リンドヴルム魔王は、いつだって自分の事を隠すんだ。
外交の時は『影纏いの外套』……影のマントを羽織って、その身体を暗闇に隠してしまっているから、ほとんどの人は魔王の本当の姿は見たことないんじゃないかな?
そう考えるとティトってそうとうめずらしーものが見れて運が良いよねー? ……って、運が悪いからこんな狭いとこにいるのか。ごめん。

もしも魔王がたまーに夜中にひっそりこっそり来るのが怖かったら、「姿を隠してきて?」とか頼んでみたらどーかな?
マントとかケープって良いよね、だって羽がないのも装備の能力を使わなくても隠せるもの。
僕みたいな非力な猫には解らないけれど、竜という種族にとって大事みたいよー、お羽って。

隠すといえば、リンドヴルム魔王はいろんな事を隠してるよ、あのヒト。
姫一人攫っている事を各国に隠してるのもそうだけどさー、自身のこととかさ。
強さも、食性も、未熟さも、抱え込んでる孤独も、ホントはすんごく強欲でイヤしんぼな事だって。
……まー、これ以上は。
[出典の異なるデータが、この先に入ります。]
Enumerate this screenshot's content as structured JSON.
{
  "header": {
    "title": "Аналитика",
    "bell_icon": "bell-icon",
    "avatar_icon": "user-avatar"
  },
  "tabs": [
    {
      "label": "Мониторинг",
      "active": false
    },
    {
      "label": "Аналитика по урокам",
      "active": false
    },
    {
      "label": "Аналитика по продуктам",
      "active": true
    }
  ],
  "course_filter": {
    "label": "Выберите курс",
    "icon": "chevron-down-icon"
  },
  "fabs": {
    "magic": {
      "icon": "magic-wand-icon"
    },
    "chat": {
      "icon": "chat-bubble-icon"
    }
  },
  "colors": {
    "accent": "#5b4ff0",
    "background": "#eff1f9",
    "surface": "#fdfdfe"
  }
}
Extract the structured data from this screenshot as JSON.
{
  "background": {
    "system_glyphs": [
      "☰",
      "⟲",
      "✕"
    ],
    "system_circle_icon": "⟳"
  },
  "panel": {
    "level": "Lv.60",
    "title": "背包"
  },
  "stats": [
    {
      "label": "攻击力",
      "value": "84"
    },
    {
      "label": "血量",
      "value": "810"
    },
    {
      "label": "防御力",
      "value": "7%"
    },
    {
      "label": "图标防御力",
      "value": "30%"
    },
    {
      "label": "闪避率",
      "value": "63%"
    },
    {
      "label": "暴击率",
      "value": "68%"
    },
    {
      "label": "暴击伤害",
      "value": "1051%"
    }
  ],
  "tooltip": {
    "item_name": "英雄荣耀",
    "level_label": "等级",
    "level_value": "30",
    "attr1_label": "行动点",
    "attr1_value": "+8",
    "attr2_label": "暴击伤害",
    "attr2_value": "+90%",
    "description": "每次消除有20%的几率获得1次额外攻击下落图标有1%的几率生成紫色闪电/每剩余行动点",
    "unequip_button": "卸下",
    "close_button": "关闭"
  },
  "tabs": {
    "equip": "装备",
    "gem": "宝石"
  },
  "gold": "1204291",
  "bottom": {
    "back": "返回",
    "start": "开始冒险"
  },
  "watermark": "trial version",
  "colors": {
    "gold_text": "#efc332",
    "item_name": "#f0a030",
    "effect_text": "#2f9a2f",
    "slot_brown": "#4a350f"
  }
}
かんこーれい、しかれちゃってるの。

だって本当の自分を見せてしまったら怯えさせて、嫌われて、今以上に彼から離れていってしまうかもしれないからね。

魔王の欲張りな所は心すら欲しがる事だよねー。

最近ティトに色々してあげてるみたいだけど、ティトの事……何もしらない、あいがんどーぶつとして手懐けようとでもしているのかな?
うーん、何でもない。気にしないで。じゃあ話している間に掃除も終わっちゃったし、僕帰るね。
それじゃ、また明日……お姫様。